3D DIR was significantly better than FLAIR for MS plaque number detection in the periventricular white matter, subcortical white matter, infratentorial region and the overall MS plaques burden with a relative improvement of 115%, 112%, 131% and 122%, respectively (p < 0.001, 0.038, < 0.001, < 0.001, respectively). Different studies as with this study showed that the DIR was superior in detecting plaques in all these anatomical regions [11, 13,14,15].
The current study revealed no significant difference between 3D DIR and FLAIR for plaques number detection in deep white matter (p = 0.344) and deep gray matter (p = 0.104). However, Elnekeidy et al. [14] showed more DWM lesions on the DIR. On the other hand, few other studies found that the FLAIR rather than DIR detected a higher number of lesions in DWM [13, 15, 20]. The contrary outcomes throughout various studies revealed that the DIR and FLAIR have remarkably similar detection rates for the DWM plaques, which could be due to the plaques' location away from the cortical and periventricular regions.
According to a study by Haider et al. [21], the cause and clinical significance of deep gray matter injury in MS remains unknown but their study highlighted the importance of only the caudate nucleus and hypothalamus of which their pathogenic processes included demyelination, neurodegeneration and accumulation of oxidative injury. This study revealed no significant difference between 3D DIR and FLAIR for plaques number detection in the deep gray matter (p = 0.104). Ertan et al. [16] and Geurts et al. [13] showed that more lesions were detected by the DIR sequence compared to the FLAIR sequence in the deep GM regions. Ertan et al., however, showed no difference between DIR and FLAIR in the number of lesions in the thalamus.
Hamed et al. [8], Vural et al. [15] and Calabrese et al. [22] observed a positive association of cortical lesion load with the clinical outcome and EDSS of the patient. This study as well showed a significant correlation between MS disease duration, number of attacks and EDSS in relation to the overall cortical MS plaque types, juxtacortical expanded lesions, periventricular white matter lesions and the overall MS plaque burden. On the other hand, no significant correlation was seen for the deep white matter and infratentorial MS plaques. Elkholy et al. [23] showed a positive correlation yet not statistically significant between EDSS and the number of periventricular lesions, deep white matter lesions and infratentorial lesions in both FLAIR and DIR.

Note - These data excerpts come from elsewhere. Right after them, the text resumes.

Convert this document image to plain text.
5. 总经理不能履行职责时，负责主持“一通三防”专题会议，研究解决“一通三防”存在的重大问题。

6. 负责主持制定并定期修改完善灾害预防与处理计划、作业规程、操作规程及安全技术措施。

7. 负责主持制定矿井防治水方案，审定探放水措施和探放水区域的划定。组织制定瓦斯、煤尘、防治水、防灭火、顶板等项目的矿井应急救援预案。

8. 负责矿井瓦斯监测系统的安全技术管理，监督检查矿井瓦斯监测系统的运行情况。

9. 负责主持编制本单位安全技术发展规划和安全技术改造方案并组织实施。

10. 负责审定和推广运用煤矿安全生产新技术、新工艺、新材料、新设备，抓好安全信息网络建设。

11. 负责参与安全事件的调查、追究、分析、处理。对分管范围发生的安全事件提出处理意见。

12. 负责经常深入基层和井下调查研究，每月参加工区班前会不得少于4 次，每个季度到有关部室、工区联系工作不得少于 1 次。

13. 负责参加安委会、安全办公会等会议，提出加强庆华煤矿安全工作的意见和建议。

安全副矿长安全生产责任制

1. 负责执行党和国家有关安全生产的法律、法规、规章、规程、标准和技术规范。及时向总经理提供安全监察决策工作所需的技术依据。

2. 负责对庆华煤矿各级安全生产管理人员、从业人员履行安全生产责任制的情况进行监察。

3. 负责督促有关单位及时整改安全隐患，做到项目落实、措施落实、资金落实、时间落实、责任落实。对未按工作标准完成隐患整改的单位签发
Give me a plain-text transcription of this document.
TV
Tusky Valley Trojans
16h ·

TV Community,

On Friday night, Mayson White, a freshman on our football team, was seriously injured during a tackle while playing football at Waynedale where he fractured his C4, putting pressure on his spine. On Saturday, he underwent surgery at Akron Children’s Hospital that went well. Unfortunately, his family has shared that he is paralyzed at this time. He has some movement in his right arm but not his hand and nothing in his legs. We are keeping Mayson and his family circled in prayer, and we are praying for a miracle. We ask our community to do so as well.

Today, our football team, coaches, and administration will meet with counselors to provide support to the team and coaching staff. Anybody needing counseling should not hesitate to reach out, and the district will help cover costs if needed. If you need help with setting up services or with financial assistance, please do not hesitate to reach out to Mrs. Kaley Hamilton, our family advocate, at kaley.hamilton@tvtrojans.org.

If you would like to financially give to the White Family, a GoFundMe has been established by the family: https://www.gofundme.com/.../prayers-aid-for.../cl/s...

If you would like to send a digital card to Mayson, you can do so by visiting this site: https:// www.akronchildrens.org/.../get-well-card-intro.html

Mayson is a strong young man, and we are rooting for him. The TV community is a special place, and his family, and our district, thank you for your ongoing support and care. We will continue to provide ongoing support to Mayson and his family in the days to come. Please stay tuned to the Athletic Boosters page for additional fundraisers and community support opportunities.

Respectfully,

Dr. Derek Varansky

We recommended that using artificial DIR, which can create high contrast images from standard input, can detect cortical lesions with high reliability, significantly improving lesion detection in MS patients [5, 24].
Limitations
The first limitation was the relatively small number of patients. Secondly, cortical lesion volume was not included in this study which would have increased our knowledge of MS pathobiology and disease evolution.